C'était dans ce contexte qu'Abbas et Haniyeh ont convenu au cours d'intenses discussions de former un gouvernement de coalition. Abbas -- et le principal courant du Fatah derrière lui – ont du réaliser que plus le Hamas était durement frappé, plus son soutien populaire grandissait, minant ainsi les propres chances du Fatah d'une reconquête politique.

Bien que le Hamas ait réclamé dès le début un gouvernement d'unité nationale, il l'a fait en position de force, et avec un brin d'arrogance.
Maintenant un gouvernement d'unité nationale est sa seule issue au monde : sans lui, ni sa survie en tant que mouvement politique significatif, ni l'accomplissement de ses objectifs déclarés ne sont autant garantis qu'il aurait pu le sembler dans l'enthousiasme de la victoire.

D'ailleurs, une génération d'enfants déjà sous-alimentés affrontent une crise humanitaire formidable ; quelque chose devait être fait.
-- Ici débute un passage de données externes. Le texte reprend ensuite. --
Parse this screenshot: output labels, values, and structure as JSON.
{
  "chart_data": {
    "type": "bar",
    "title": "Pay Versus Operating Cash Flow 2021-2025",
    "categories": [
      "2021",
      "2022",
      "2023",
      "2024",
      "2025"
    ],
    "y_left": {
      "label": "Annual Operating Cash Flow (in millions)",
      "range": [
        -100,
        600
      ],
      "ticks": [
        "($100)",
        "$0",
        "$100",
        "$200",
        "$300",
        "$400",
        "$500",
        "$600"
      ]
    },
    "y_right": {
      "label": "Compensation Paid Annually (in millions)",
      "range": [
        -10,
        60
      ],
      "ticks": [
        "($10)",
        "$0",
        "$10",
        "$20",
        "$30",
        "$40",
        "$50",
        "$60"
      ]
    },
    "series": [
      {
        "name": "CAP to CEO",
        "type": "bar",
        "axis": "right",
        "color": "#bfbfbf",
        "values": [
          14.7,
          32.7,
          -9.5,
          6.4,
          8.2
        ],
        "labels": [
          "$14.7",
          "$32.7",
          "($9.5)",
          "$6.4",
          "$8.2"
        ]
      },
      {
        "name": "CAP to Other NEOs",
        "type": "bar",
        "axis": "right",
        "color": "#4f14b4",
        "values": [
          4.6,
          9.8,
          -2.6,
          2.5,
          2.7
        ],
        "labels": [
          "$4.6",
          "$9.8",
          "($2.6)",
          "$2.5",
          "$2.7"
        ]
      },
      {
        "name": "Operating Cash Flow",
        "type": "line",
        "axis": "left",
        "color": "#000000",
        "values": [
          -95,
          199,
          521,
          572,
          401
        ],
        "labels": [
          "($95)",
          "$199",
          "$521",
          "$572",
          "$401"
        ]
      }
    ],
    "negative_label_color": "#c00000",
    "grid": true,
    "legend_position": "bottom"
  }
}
Mais dans la précipitation pour former un gouvernement, des questions clés ne doivent pas être mises de côté :
Qui parlera au nom des Palestiniens au niveau international ?
Qui formulera leur agenda de politique étrangère ?
Et qui aura la tâche de défendre ou de redéfinir leurs constantes nationales : le droit au retour des réfugiés, la fin de l'occupation israélienne, la préservation de leurs droits à l'eau, le retrait de toutes les colonies, les frontières, etc. ?
Sera-t-ce Abbas, président de l'OLP, ou le conseil législatif élu et le gouvernement?

Ce problème était la cause du désespoir de mon ami, et ce devrait être celle de toute personne qui souhaite voir une paix véritable et durable.
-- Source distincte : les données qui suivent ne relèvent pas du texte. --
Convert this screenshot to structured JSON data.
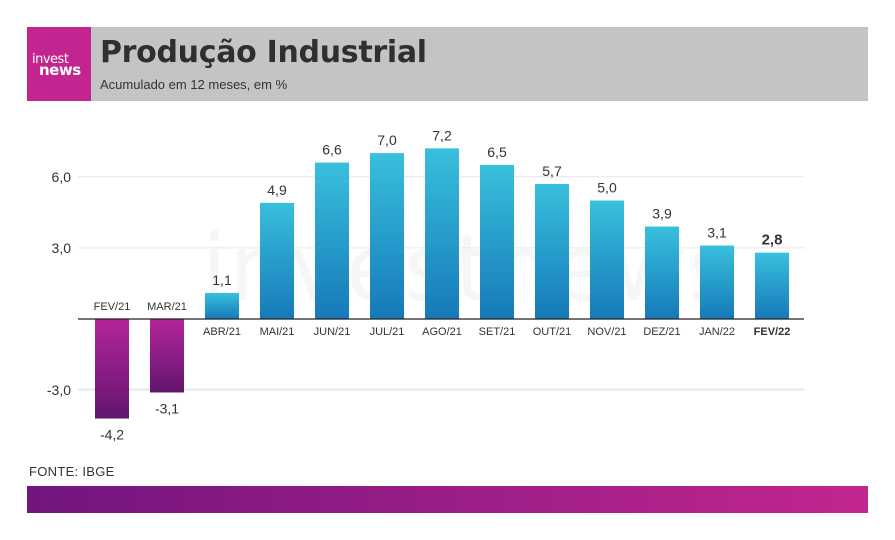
{
  "header": {
    "logo_line1": "invest",
    "logo_line2": "news",
    "title": "Produção Industrial",
    "subtitle": "Acumulado em 12 meses, em %"
  },
  "source": "FONTE: IBGE",
  "chart_data": {
    "type": "bar",
    "categories": [
      "FEV/21",
      "MAR/21",
      "ABR/21",
      "MAI/21",
      "JUN/21",
      "JUL/21",
      "AGO/21",
      "SET/21",
      "OUT/21",
      "NOV/21",
      "DEZ/21",
      "JAN/22",
      "FEV/22"
    ],
    "values": [
      -4.2,
      -3.1,
      1.1,
      4.9,
      6.6,
      7.0,
      7.2,
      6.5,
      5.7,
      5.0,
      3.9,
      3.1,
      2.8
    ],
    "value_labels": [
      "-4,2",
      "-3,1",
      "1,1",
      "4,9",
      "6,6",
      "7,0",
      "7,2",
      "6,5",
      "5,7",
      "5,0",
      "3,9",
      "3,1",
      "2,8"
    ],
    "highlight_category": "FEV/22",
    "y_ticks": [
      6.0,
      3.0,
      -3.0
    ],
    "y_tick_labels": [
      "6,0",
      "3,0",
      "-3,0"
    ],
    "ylim": [
      -4.8,
      8.0
    ],
    "grid": true,
    "watermark": "investnews",
    "colors": {
      "positive_top": "#38c0dc",
      "positive_bottom": "#1679b9",
      "negative_top": "#b3259a",
      "negative_bottom": "#63156f",
      "grid": "#e6e6e6",
      "axis": "#222222",
      "text": "#333333"
    }
  }
}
Si l'accord de paix n'adhère pas au concept démocratique, selon lequel les Palestiniens souhaitent se gouverner, alors les Palestiniens devraient se préparer à un autre accord du genre Oslo, imposé par le haut et tamponné par le comité de direction de l'OLP, dénué depuis longtemps de ses principes démocratiques et dominés par les quelques élitistes.

Moi aussi je suis inquiet. L'expérience démocratique des Palestiniens ne devrait pas encore être gaspillée.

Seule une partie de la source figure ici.